This does not answer the question directly but I do not think the right question is being asked here. It appears to me the asker wants a program which will act different presumably if it has certain permissions or not, however I would argue checking for sudo is not the way to do that. Firstly many systems may not implement a "sudo", it is by no means required on Linux or many Unixes.
For example a user may be logged in as root already, making the sudo nonsensical or perhaps the system has non root users who still have capabilities to perform the administrative task that the program may wish to do. Finally perhaps the system has no root or sudo at all and instead uses a mandatory access control system with different capabilities and no catch all superuser to sudo into. Or the user could be sudoed, but into an account that has -less- permissions than their own account for security reasons (I often run untrusted code with a temporary unprivileged user who can only write to ramdisks in order to drop, not raise my permissions). It is overall a bad idea to assume a specific permissions model like sudo or the existence of root or to assume a sudoed user has any particular privileges.

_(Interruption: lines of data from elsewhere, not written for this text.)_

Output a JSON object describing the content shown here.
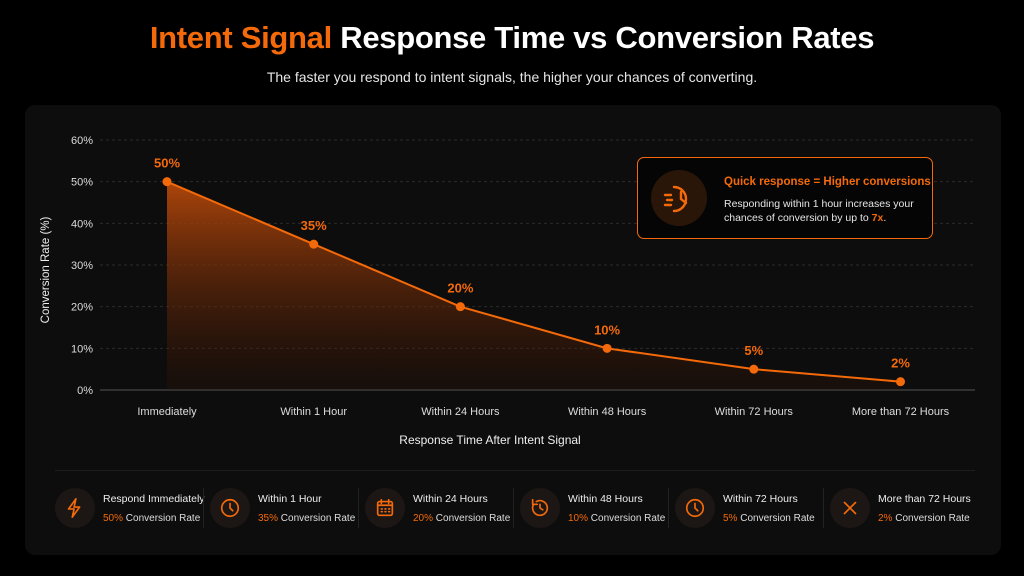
{
  "header": {
    "title_accent": "Intent Signal",
    "title_rest": " Response Time vs Conversion Rates",
    "subtitle": "The faster you respond to intent signals, the higher your chances of converting."
  },
  "chart_data": {
    "type": "area",
    "categories": [
      "Immediately",
      "Within 1 Hour",
      "Within 24 Hours",
      "Within 48 Hours",
      "Within 72 Hours",
      "More than 72 Hours"
    ],
    "values": [
      50,
      35,
      20,
      10,
      5,
      2
    ],
    "data_labels": [
      "50%",
      "35%",
      "20%",
      "10%",
      "5%",
      "2%"
    ],
    "xlabel": "Response Time After Intent Signal",
    "ylabel": "Conversion Rate (%)",
    "ylim": [
      0,
      60
    ],
    "yticks": [
      "0%",
      "10%",
      "20%",
      "30%",
      "40%",
      "50%",
      "60%"
    ],
    "grid": true,
    "color": "#f46a0a"
  },
  "callout": {
    "icon": "fast-clock-icon",
    "heading": "Quick response = Higher conversions",
    "body": "Responding within 1 hour increases your chances of conversion by up to ",
    "highlight": "7x",
    "end": "."
  },
  "legend": [
    {
      "icon": "lightning-icon",
      "title": "Respond Immediately",
      "value": "50%",
      "suffix": " Conversion Rate"
    },
    {
      "icon": "clock-icon",
      "title": "Within 1 Hour",
      "value": "35%",
      "suffix": " Conversion Rate"
    },
    {
      "icon": "calendar-icon",
      "title": "Within 24 Hours",
      "value": "20%",
      "suffix": " Conversion Rate"
    },
    {
      "icon": "clock-refresh-icon",
      "title": "Within 48 Hours",
      "value": "10%",
      "suffix": " Conversion Rate"
    },
    {
      "icon": "clock-icon",
      "title": "Within 72 Hours",
      "value": "5%",
      "suffix": " Conversion Rate"
    },
    {
      "icon": "x-icon",
      "title": "More than 72 Hours",
      "value": "2%",
      "suffix": " Conversion Rate"
    }
  ]
}
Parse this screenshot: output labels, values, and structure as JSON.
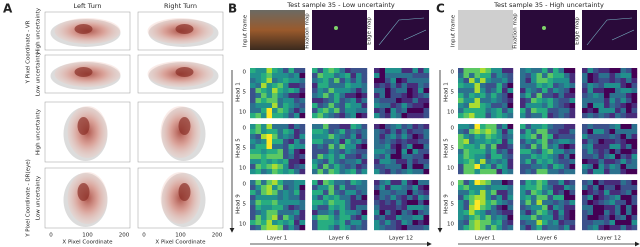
{
  "panel_a": {
    "label": "A",
    "columns": [
      "Left Turn",
      "Right Turn"
    ],
    "y_labels": [
      "Y Pixel Coordinate - VR",
      "Y Pixel Coordinate - DR(eye)"
    ],
    "row_labels": [
      "High uncertainty",
      "Low uncertainty",
      "High uncertainty",
      "Low uncertainty"
    ],
    "x_label": "X Pixel Coordinate",
    "x_ticks": [
      0,
      100,
      200
    ]
  },
  "panel_b": {
    "label": "B",
    "title": "Test sample 35 - Low uncertainty",
    "inputs": [
      "Input frame",
      "Fixation map",
      "Edge map"
    ],
    "heads": [
      "Head 1",
      "Head 5",
      "Head 9"
    ],
    "layers": [
      "Layer 1",
      "Layer 6",
      "Layer 12"
    ],
    "map_ticks": [
      0,
      5,
      10
    ]
  },
  "panel_c": {
    "label": "C",
    "title": "Test sample 35 - High uncertainty",
    "inputs": [
      "Input frame",
      "Fixation map",
      "Edge map"
    ],
    "heads": [
      "Head 1",
      "Head 5",
      "Head 9"
    ],
    "layers": [
      "Layer 1",
      "Layer 6",
      "Layer 12"
    ],
    "map_ticks": [
      0,
      5,
      10
    ]
  }
}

If you want to find out if you have permissions to perform an operation the best way is usually to simply try and do it then check errno for permissions issues if it fails or if it is a multi stage operation that must either all fail or all succeed you can check if an operation will work with functions like the POSIX access function (beware of possible race conditions here if permissions are actively being changed)
If in addition you need to know the real user behind the sudo you can use getlogin function which should work for any interactive session with an underlying terminal and would allow you for example to find who is 'really' running the command for auditing or find the home directory of the real user to save logs.
Finally if what you really want is to find out if a user has root access (Still a bad idea but less implementation specific) you can use getuid to check for a uid of 0 and thus root.